Support from the organisation during COVID
The last 15 months have not been easy due to COVID but both Georgia and Dawn look back and say the management team at HUC and the CCG have been extremely supportive and helpful during those times. “We’ve had quite a lot of support in obtaining PPE during desperate times at the start of the pandemic. They have supported us in the decision to have minimised visits to the bases, in order to avoid contact with potential patients and minimize the contact in the bases as well. We try to do some hours from home, however there are some tasks for which we have to be there at the base, so we plan accordingly to have minimum contact,” they both agree.

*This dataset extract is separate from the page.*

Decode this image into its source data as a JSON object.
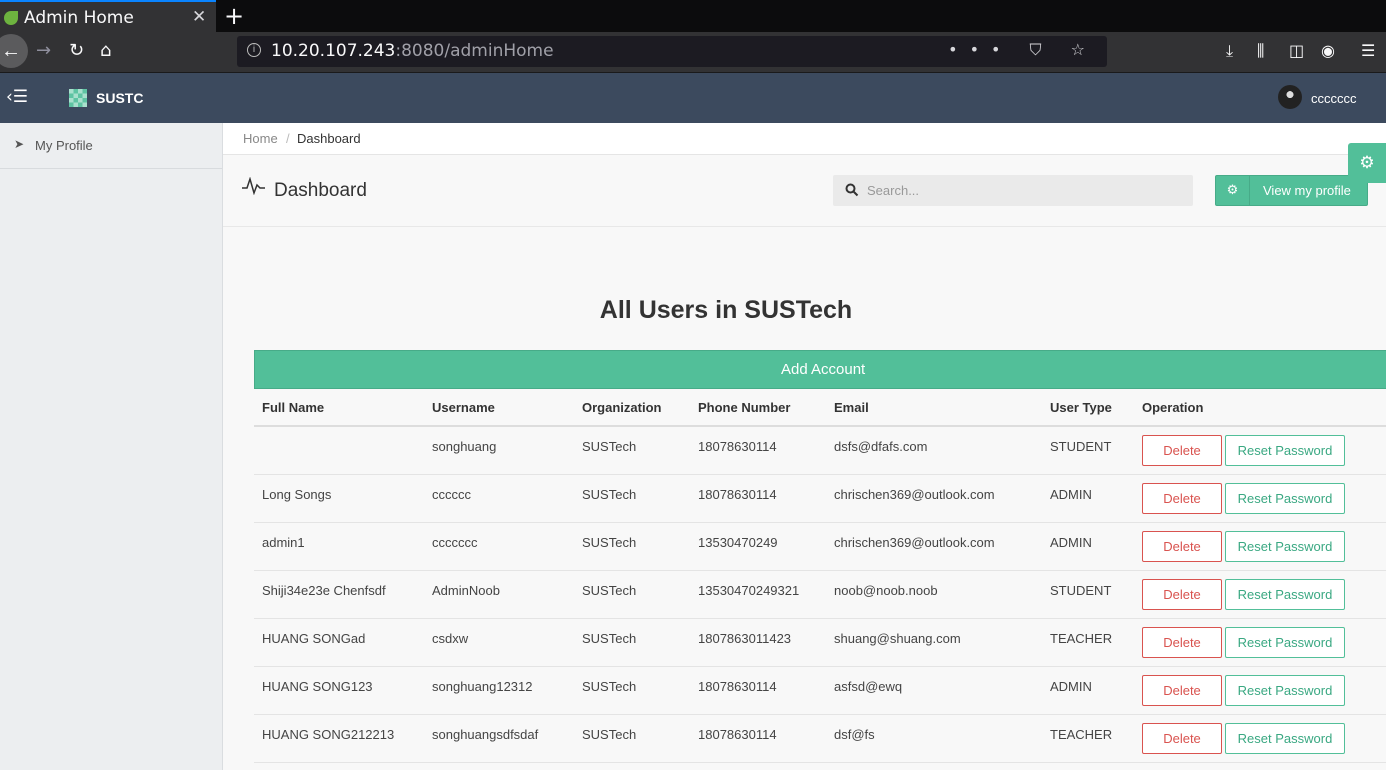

“It has been a challenging year with COVID but we’re very supportive of each other. We work well as a team and are really proud of our achievements in the last 15 months. Cambridge and Peterborough team have also worked on a training programmes to reinforce the messagess of proper processes and procedures for our Drivers and Receptionists, base staff, new starters, and others who needed training to follow the system. We developed a training programme and started delivering that in March. So far, we trained 30 colleagues and hoping now that we will roll it out to new starters so as soon as they start, we’ll have an induction session with them. We’ve had some positive feedback on that and I’m so very proud of our work this year,” adds Dawn.